Years before, on the south side of the Mountain of Mortality, Bodhi opens his eyes to find himself once again sitting under the Baobab tree staring at the small goat. She blinks and hops up the trail to catch up with her family. Bodhi sits on the large protruding root, stunned and disoriented. 

 

Bodhi eventually stands and makes his way to the path. Reaching the end of the compound, he turns back to see the Priest of the Earth staring back at him with a loving smile in his eyes. Bodhi walks home in a daze and collapses on the straw mat. The next morning, he sits in his mud hut and tries to make sense of what happened:

 

all of a sudden i awoke
under the baobab tree
my mind opened wide
to what was hidden in me

 

for that moment all was new
a vision dreamed
i saw the world as one
not separate as it seemed

 

all things interwoven

becoming with change

one current pulsating 

everything so strange

 

Bodhi breathes in slowly and at his chest’s peak, the crest breaks. He smiles and says: 

 

yet the world has returned
to shapes i used to know
but something feels different 

beneath the world’s old glow

 

Bodhi looks down to the framed picture on the small table next to his straw mattress and adds:

 

i look upon my family
and feel both joy and strain
how will i explain this

without sounding insane

 

Over the next several days, Bodhi experiences aftershocks from a mighty earthquake. At the end of his mission, he travels back to the Hills of Hope where he finds himself living within two different realities and neither would release him. 


The first is what he knew – family, friends, work – and the second is what he does not know, which threatens to engulf the first. He stumbles to bridge these realities by talking about the moment to family and close friends: 

 

then all of sudden,

upon entering the void,

i open my eyes 

and …

 

… Bodhi finishes his story by mumbling something unrecognizable. Loving friends share caring but puzzled eyes while answering: 

 

wow, that sounds intense

and filled with such fright

but no worries, you’re home

let’s go out to dinner tonight

 

A decade later Bodhi works for Mountain Aid, a non-governmental humanitarian assistance organization.  Although Bodhi loves his family and job, his mind often is occupied trying to understand what happened to him under the Baobab tree and what it means. 

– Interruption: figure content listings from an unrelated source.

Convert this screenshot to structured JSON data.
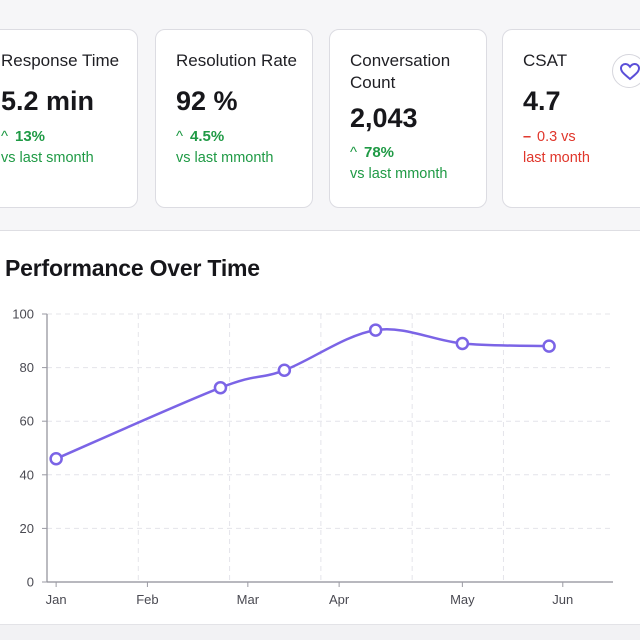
{
  "metrics": [
    {
      "label": "Response Time",
      "value": "5.2 min",
      "delta": "13%",
      "direction": "up",
      "comparison": "vs last smonth"
    },
    {
      "label": "Resolution Rate",
      "value": "92 %",
      "delta": "4.5%",
      "direction": "up",
      "comparison": "vs last mmonth"
    },
    {
      "label": "Conversation Count",
      "value": "2,043",
      "delta": "78%",
      "direction": "up",
      "comparison": "vs last mmonth"
    },
    {
      "label": "CSAT",
      "value": "4.7",
      "delta": "0.3 vs",
      "direction": "down",
      "comparison": "last month"
    }
  ],
  "colors": {
    "up": "#1f9a45",
    "down": "#e0362b",
    "line": "#7b64e6",
    "heart": "#5b4fd8"
  },
  "icons": {
    "up_arrow": "up-arrow-icon",
    "down_dash": "minus-icon",
    "favorite": "heart-icon"
  },
  "chart_data": {
    "type": "line",
    "title": "Performance Over Time",
    "categories": [
      "Jan",
      "Feb",
      "Mar",
      "Apr",
      "May",
      "Jun"
    ],
    "x": [
      0.1,
      1.9,
      2.6,
      3.6,
      4.55,
      5.5
    ],
    "values": [
      46,
      72.5,
      79,
      94,
      89,
      88
    ],
    "ylim": [
      0,
      100
    ],
    "yticks": [
      0,
      20,
      40,
      60,
      80,
      100
    ],
    "xlim": [
      0,
      6.2
    ],
    "xlabel": "",
    "ylabel": "",
    "grid": true,
    "legend": "none"
  }
}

He spends countless nights and weekends alone, studying and writing a book. But these hours come at the expense of his family. After long writing sessions, his wife says: 

 

bodhi this obsession

is leading you astray

you are scaring me

kids ask if you are ok

 

you retreat into your room

searching for the holy grail

why are you doing this

our relationship feels frail

 

Bodhi apologizes and commits to spend more time with his family, which he does, for a while, but he cannot close the other part of his mind, now turned on and questioning, everything. As he struggles to align his realities through a middle way, deep doubt sets in:

 

what am i doing

who do i think i am

that i could write words

that give a damn

 

yes everything is new

as i look around

but no one is beside me 

to share common ground 

 

perhaps zarathustra is right

my time has not come

i am just a family mule 

far removed from the sun

 

But on other days, magical moments arrive without notice or pattern, while looking at anything that is alive – amazement of life itself: 

 

it’s like i am opening

my eyes for the first time

upon another world

that speaks softly in rhyme  

 

i must find a middle way

for both realities to exist 

i cannot retreat into either

or see through the mist

 

These aftershocks and his desperation drive Bodhi him to keep reading, thinking, writing on a very long intellectual, emotional, and lonely rollercoaster. Finally, he finishes his book and sends it to a few close friends. Kind words of support follow, but one cares or has time to explore given life’s steady beat. Bodhi’s worlds do not converge and he feels lost. 


Doubts return and he questions himself:

 

this is so embarrassing

how naïve i am

why can’t i let it go

maybe i am a scam

 

i want to be done

i want it to go away 

this is a weight, not a gift 

that returns with each day

 

Although Bodhi tries to hide from the moment, he cannot. Bodhi has more important responsibilities than exploring his mind. He must take care of his family and focus on his job.